Stress managen - Der zweite Schritt

Stress managen lernen, hilft Ihnen, mit dem Alltag klarzukommen. Das Wichtigste dabei ist, dass man sich über seine eigenen Ziele und Vorstellungen im Klaren ist.


Wenn Sie die Stressquellen in Ihrem Leben analysiert haben, sollten Sie versuchen, diese im nächsten Schritt intensiv zu reduzieren. Dabei ist es sinnvoll, bestimmte Gewohnheiten und Verhaltensweisen zu überdenken, um diese in Zukunft eventuell ändern zu können. Anhand einer Analyse Ihrer unterschiedlichen Stressfaktoren können Sie Ihre persönlichen Knackpunkte besser aufspüren und den Stress managen lernen.

 

Stress einordnen

Im allgemeinen entsteht Stress oft dadurch, dass wir uns selbst überfordern.

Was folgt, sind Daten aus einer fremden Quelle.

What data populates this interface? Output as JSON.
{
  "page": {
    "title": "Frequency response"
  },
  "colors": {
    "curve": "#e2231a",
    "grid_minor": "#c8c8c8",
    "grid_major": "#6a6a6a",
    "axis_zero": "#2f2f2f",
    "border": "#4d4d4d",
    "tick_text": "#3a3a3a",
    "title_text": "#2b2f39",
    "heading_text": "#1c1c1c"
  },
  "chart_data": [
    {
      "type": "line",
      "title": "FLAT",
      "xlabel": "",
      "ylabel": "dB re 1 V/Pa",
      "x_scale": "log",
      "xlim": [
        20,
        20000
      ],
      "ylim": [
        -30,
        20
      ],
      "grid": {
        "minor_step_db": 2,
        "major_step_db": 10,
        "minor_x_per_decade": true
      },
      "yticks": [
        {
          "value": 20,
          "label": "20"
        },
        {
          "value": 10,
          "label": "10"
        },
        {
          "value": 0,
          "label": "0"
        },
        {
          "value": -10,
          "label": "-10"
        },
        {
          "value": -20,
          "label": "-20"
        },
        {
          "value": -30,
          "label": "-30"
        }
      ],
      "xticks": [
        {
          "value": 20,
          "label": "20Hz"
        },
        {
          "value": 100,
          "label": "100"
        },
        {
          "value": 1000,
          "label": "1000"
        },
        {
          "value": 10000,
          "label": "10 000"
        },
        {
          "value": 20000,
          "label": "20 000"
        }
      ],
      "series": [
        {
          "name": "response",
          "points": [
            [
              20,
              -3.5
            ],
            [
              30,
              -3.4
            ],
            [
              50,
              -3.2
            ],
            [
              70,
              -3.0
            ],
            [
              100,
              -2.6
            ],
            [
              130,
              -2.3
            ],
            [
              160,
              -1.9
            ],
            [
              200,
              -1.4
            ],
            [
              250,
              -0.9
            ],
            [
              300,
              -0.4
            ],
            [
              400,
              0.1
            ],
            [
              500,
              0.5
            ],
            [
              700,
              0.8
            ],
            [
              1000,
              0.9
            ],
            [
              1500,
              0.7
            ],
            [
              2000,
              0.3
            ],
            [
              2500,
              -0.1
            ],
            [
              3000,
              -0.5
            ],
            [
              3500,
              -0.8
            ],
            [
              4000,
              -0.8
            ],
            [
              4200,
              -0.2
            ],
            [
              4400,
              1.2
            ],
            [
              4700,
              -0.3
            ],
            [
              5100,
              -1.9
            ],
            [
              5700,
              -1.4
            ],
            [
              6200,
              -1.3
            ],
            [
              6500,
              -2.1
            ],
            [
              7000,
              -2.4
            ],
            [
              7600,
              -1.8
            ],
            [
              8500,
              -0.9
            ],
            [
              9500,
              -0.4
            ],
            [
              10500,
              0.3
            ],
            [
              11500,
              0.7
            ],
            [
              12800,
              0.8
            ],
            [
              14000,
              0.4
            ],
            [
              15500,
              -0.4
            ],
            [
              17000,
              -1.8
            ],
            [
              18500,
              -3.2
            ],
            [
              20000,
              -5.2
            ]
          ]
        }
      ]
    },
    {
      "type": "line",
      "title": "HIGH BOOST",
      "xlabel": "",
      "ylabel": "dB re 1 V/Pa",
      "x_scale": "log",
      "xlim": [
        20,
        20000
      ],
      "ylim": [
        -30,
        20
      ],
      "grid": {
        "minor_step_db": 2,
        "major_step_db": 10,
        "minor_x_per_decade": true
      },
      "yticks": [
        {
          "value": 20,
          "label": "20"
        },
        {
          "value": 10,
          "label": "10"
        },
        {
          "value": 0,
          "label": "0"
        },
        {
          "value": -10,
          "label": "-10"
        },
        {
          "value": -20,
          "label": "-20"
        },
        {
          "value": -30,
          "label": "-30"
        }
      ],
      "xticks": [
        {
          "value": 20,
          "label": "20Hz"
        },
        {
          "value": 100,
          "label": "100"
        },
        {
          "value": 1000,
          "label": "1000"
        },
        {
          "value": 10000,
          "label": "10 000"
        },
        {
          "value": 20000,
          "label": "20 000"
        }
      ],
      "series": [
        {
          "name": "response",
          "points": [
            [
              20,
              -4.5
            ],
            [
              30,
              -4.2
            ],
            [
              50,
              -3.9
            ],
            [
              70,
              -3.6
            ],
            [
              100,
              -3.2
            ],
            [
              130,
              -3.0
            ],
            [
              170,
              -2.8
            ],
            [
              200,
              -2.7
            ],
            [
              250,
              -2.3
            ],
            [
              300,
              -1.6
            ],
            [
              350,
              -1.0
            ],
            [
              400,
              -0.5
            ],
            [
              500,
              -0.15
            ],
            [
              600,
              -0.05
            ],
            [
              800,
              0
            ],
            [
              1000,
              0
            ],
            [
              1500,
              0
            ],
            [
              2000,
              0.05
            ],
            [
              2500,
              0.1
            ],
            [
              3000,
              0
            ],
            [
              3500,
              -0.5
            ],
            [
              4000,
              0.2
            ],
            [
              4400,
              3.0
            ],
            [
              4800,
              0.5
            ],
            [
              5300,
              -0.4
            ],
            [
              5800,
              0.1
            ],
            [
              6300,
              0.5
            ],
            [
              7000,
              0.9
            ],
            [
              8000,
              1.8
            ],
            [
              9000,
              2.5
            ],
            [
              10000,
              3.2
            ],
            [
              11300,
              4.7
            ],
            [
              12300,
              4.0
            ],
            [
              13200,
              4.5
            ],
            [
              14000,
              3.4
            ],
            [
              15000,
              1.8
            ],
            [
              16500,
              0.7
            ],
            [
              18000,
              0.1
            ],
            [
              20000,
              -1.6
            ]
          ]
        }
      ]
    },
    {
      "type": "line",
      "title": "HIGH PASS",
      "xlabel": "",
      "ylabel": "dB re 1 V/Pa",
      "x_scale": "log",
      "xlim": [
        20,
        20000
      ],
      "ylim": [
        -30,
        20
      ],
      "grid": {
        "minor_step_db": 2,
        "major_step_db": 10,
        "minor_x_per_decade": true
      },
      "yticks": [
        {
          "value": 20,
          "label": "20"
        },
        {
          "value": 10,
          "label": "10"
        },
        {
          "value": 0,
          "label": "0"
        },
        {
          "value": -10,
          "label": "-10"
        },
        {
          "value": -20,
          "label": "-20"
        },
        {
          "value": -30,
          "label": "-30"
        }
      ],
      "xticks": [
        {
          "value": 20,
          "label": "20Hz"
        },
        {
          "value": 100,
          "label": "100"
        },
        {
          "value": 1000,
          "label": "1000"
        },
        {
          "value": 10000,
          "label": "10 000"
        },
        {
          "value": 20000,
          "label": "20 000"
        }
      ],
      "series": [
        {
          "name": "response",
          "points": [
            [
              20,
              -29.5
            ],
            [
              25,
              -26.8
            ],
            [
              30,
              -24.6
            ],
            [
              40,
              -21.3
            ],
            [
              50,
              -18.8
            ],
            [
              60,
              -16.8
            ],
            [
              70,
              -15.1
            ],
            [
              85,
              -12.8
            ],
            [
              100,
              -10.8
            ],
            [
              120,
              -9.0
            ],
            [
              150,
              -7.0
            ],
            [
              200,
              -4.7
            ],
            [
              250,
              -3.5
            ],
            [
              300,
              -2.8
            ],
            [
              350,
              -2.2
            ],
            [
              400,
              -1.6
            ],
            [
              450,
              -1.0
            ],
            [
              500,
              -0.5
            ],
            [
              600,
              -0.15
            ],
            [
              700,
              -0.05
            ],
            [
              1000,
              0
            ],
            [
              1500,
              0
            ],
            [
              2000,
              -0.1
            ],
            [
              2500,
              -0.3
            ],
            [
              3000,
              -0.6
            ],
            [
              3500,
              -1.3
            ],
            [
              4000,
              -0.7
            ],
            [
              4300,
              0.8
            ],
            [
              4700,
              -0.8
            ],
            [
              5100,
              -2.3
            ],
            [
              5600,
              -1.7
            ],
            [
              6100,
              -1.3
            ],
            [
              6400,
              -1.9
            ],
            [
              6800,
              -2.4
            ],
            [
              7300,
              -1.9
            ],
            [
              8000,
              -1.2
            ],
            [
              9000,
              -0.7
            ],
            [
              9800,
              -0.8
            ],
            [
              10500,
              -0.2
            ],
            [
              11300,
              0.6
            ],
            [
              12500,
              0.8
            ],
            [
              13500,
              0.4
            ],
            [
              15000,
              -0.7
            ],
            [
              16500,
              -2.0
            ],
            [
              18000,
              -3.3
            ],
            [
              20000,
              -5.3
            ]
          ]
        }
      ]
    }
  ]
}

Dabei verzetteln wir uns im Bezug auf unsere Aufgaben und fühlen uns für unterschiedlichste Dinge verantwortlich, bis wir nicht mehr wissen, wo uns der Kopf steht. Deswegen sollten Sie sich selbst antrainieren, in Ihrem Leben Prioritäten setzen. Folgende Fragen können Ihnen dabei behilflich sei:

Welche Ziele verfolgen Sie ganz persönlich?
Was wollen Sie erreichen?
Was ist Ihnen wichtig?

Denn je klarer Sie sich selbst über Ihre eigenen Ziele sind, desto eindeutiger können Sie die Leitlinie Ihrer eigenen Aktivitäten führen. Das hilft, um effektives Stressmanagement zu betreiben. Des weiteren sollten Sie ihre Rollen und Funktionen überprüfen. Gerade Menschen, die mehrere unterschiedliche Aufgabengebiete haben (Elternteil, Liebespartner, berufstätig oder zum Beispiel auch Hundebesitzer oder Vereinsmitglied), sind unterschiedlichsten Anforderungen ausgesetzt. Leicht fühlt man sich daher zwischen den einzelnen Aufgabenfeldern hin und her gerissen. Gerade dann, wenn sich diese zeitlich überschneiden. So etwas raubt jedem irgendwann jegliche Kraft. 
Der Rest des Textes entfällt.